Novelist Louis de Bernières confessed to bunking off school as a boy so he could earn money working on a farm.
He told an audience at the Kenton on Monday that he would frequently skip classes when a student at Bradfield College in West Berkshire.
Mr De Bernières, author of Captain Corelli’s Mandolin, said: “I would sign in for weightlifting but actually went to work on a farm. I was there making sure the bull got mated and digging up potatoes.”
He said he generally avoided returning to Cephalonia, the setting of his best-selling novel.
“I used to go back and every time I did they would put on a banquet and make long speeches,” he said. “You can go on a Captain Corelli tour.
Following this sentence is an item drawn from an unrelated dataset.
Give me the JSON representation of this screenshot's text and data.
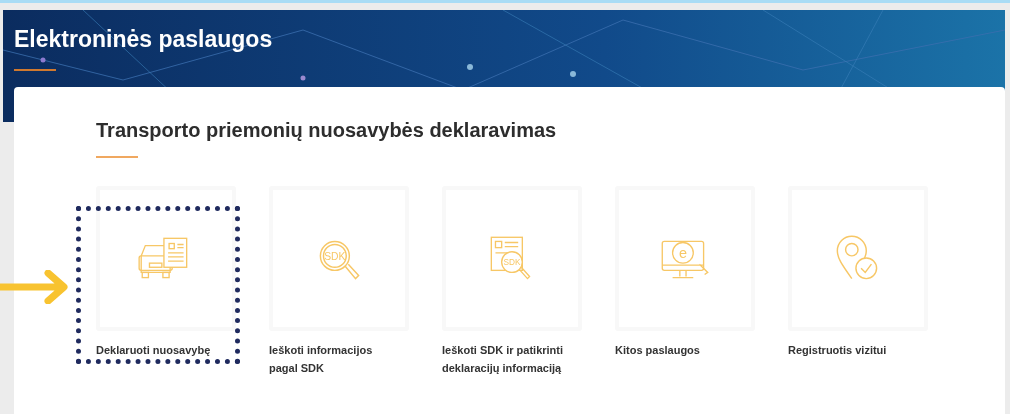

I am fairly sure it’s completely fabricated and if I went on it I could find out where I should have gone!” Other festival speakers this week have included wine critic Oz Clarke, War Horse author Michael Morpurgo, Birdsong author Sebastian Faulks, poet, comedian, songwriter and presenter Pam Ayres, and former England fly-half Rob Andrew.
The Beatles’ hairdresser Leslie Cavendish, who revealed that the young John Lennon was so worried about going bald he once asked him for an emergency consultation.
Henley broadcaster and author Mike Read, who is chairman of the British Plaque Trust, claimed there were too many blue plaques dotting the country.
Speaking about his new book, The Writing on the Wall: 100 Iconic Blue Plaques, the former Radio 1 DJ said that some memorials had only a tenuous link to the person they honoured.
Former home secretary Alan Johnson returned to the festival to speak about his book In My Life, a look back at his life and love of music. Today (Friday) TV and radio presenter Fearne Cotton will speak while former England football manager Kevin Keegan will make his festival debut at Phyllis Court Club.
Speakers this weekend include children’s author Judith Kerr, Channel 4 political correspondent Michael Crick and rower Alex Gregory, who lives in Ipsden.
Fstival programming director Tom Ryan said: “Last year we sold 22,000 tickets and we’re hoping over the next few days to surpass that — it’s feeling like a record-breaking year.
“There has been a really nice range of events from school events, authors and sports stars. We’ve had some lovely feedback from the authors and it’s very busy down at the festival hub in Market Place.
“It’s pretty much the same number of events as in previous years but when we were across seven days we had occasions where we had five events on at one time. Now it’s two of three.”